Im gonna tell you all a little secret...

I don't really like pokemons battle system....

Its purely a taste thing i realize but the systems in place both feel too restrictive too ridgd and too unfocused for me to really enjoy.

If I were to make like a pokemon fan game so many things would've been changed it would be unrecognizable.

And thats what this thread is about. General feelings about the tradional battling system, what you would change,remove,add, anything goes really.

this isnt nessecarily a thread to complain but more to discuss rpg battle desgin and how pokemon both succeeds and fails at the goals it wants to aim for.

The battle system (and really the game design of pokemon in general) is something that has always facinated and frustrated me, id love to hear what you guys think of it.
 
For me, Pokemon's classic battle system addresses one of the big difficulties with RPG design: status effects and action denial.

Under normal circumstances, you can't really get players to use status for the basic stuff. They're slow compared to just attacking when the enemy can't put up a fight. One option would be to not have any basic stuff and make every fight a challenge that needs to be respected, but that's going to encounter other issues in the kind of game Pokemon is (it kind of needs random encounters in some form for the collection aspect, after all). This would be extra risky with Pokemon's limited moveslots, but it's mitigated by how the catching mechanics work: you want to keep around a way to incapacitate without KOing even for random encounters you've seen dozens of times before (what if it's a shiny?!). Sometimes I wonder if Quick Balls were a mistake because they break this incentive.

So then, if the status moves are being used less in regular fights (and there's still plenty of status moves that don't help capture), what about the boss fights? On one hand, they need to be effective here to reward the player for doing something different than the default option. On the other, plenty of status effects can completely remove the threat of a single target. For a lot of other RPGs, bosses will have immunity or at least heavy resistance to status to prevent the latter problem, running straight into the former. A trainer boss in Pokemon doesn't have this problem: status can absolutely cripple a mon, but losing one mon doesn't end the entire fight. The non-trainer bosses in the current games need clunkier workarounds (such as the Starmobiles having the above-mentioned status immunity).

While writing this, I did notice that both the "normal encounters too irrelevant for status" problem and the "bosses too vulnerable to status" problem are exacerbated by the games having potions. By having a drain on items (and thus indirectly money) as a part of combat, there's an extra incentive to do as little of it as possible (for a bigger example of this being an issue, compare any game with breakable weapons). Meanwhile, a slow victory from damage-over-time becomes certain when the player can access an arbitrarily high amount of healing. So a change I think would be beneficial over the baseline is to automatically heal to full between fights in exchange for no healing items usable in-battle. In other words, bring back the Battle Frontier.

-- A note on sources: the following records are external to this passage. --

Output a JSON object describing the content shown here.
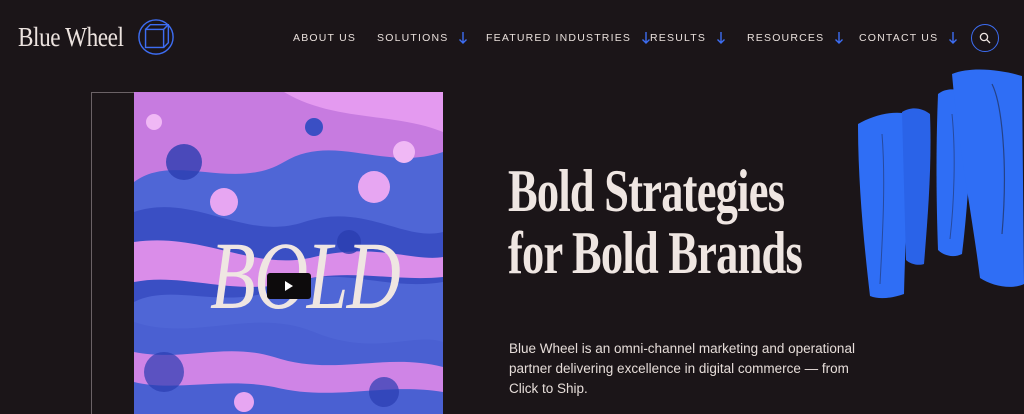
{
  "brand": {
    "name": "Blue Wheel",
    "logo_icon": "cube-wheel-icon",
    "accent": "#3d6df2"
  },
  "nav": {
    "items": [
      {
        "label": "ABOUT US",
        "has_dropdown": false
      },
      {
        "label": "SOLUTIONS",
        "has_dropdown": true
      },
      {
        "label": "FEATURED INDUSTRIES",
        "has_dropdown": true
      },
      {
        "label": "RESULTS",
        "has_dropdown": true
      },
      {
        "label": "RESOURCES",
        "has_dropdown": true
      },
      {
        "label": "CONTACT US",
        "has_dropdown": true
      }
    ],
    "dropdown_icon": "arrow-down-icon",
    "search_icon": "search-icon"
  },
  "hero": {
    "video": {
      "overlay_word": "BOLD",
      "play_icon": "play-icon"
    },
    "headline": {
      "line1": "Bold Strategies",
      "line2": "for Bold Brands"
    },
    "description": "Blue Wheel is an omni-channel marketing and operational partner delivering excellence in digital commerce — from Click to Ship."
  },
  "colors": {
    "background": "#1b1518",
    "text": "#efe6e2",
    "accent_blue": "#2f6ef5",
    "art_pink": "#d98ce8"
  }
}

On a separate note, I feel like the games should stay 6v6 singles even though VGC is 4v4 doubles. A team preview where you're choosing a subset of your 6 mons isn't meaningful when the enemy is a static NPC and you have access to your entire box. As for singles vs doubles specifically, I think that singles is more conducive to designing boss fights. The dominance of Protect on account of the higher lethality seems like it would feel frustrating to be on the other side of similar to when bosses use evasion (the AI can't have the metagame knowledge to lead to mindgames), and I honestly get some enjoyment out of figuring out switch lines during challenge runs, most of which would just fold to a double-target. Besides, I'm a Spikes lover, so the "some things only matter in doubles" argument isn't as impactful as it could be.
 
what about the boss fights? On one hand, they need to be effective here to reward the player for doing something different than the default option. On the other, plenty of status effects can completely remove the threat of a single target. For a lot of other RPGs, bosses will have immunity or at least heavy resistance to status to prevent the latter problem, running straight into the former.

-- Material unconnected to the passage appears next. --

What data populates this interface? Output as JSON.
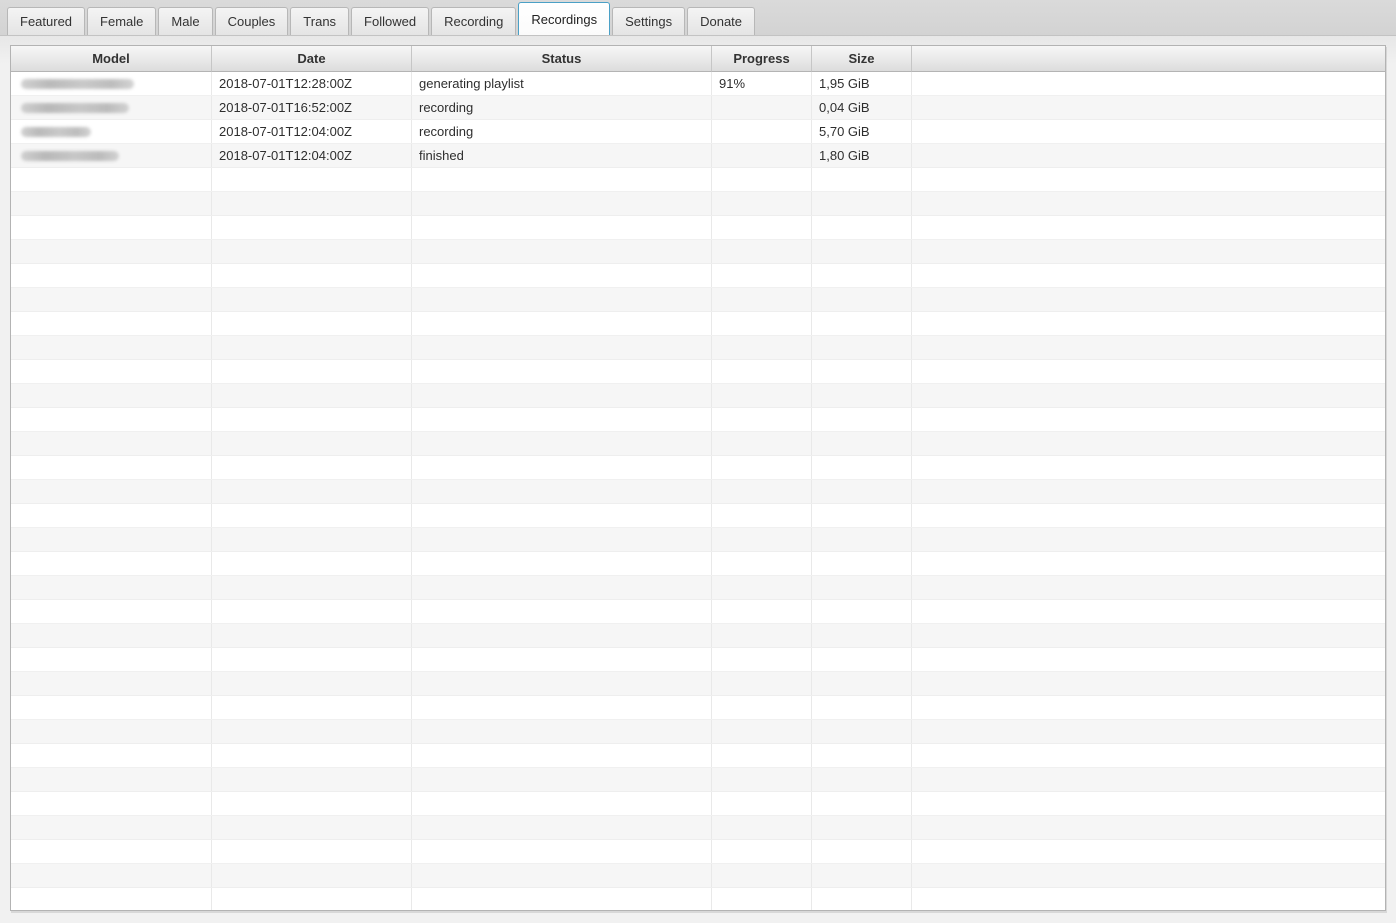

Could this be circumvented by just having statuses be temporary though, like just have statuses last for 3-5 turns before disappearing or would that just not work with the quick pace of battles?
 
Status moves are both too strong, and too irrelevant.

If you look at other RPGs, status moves are debilitating, but they don't make players straight up lose several turns like Sleep and Freeze.

VGC Amoonguss is a great example of how problematic and poorly balanced the primary status are. They need a complete overhaul. It's bad enough that people love the Legends status just because they aren't as bad as the mainline ones.
 
Status moves are both too strong, and too irrelevant.

If you look at other RPGs, status moves are debilitating, but they don't make players straight up lose several turns like Sleep and Freeze.

VGC Amoonguss is a great example of how problematic and poorly balanced the primary status are. They need a complete overhaul. It's bad enough that people love the Legends status just because they aren't as bad as the mainline ones.
I think that some of that is how the action economy shakes out. A more standard JRPG usually has the player party taking more actions than the enemy, so it's in the party's favour to trade one character's action for one enemy action. Action denial becomes inherently situational when it's both sides' full turn. Competitive, of course, is all about creating situations, but it can be prohibitively difficult to get the pieces all together ingame. Flinch gets around this with the extra upside of dealing some damage, but that doesn't work for a pure status move. At the moment, Sleep and Freeze's upsides are that they last longer than one turn, but then they immediately jump to the most powerful statuses around since you can do anything with free turns (including use any other status move). I could see dropping them to only one turn in exchange for some other bonus (like having Freeze reduce Defense for some nice shattering).

Interestingly, I think there's a case here that Sleep and Freeze shouldn't be primary statuses under this approach. They're already (supposed to be) temporary, so resetting on switch seems pretty in line with that. It then gives them a bit of a leg up if the duration gets gutted because they can still rack up poison or burn damage for that one turn. Easy enough for Freeze, but there might be too many other things that rely on Sleep specifically.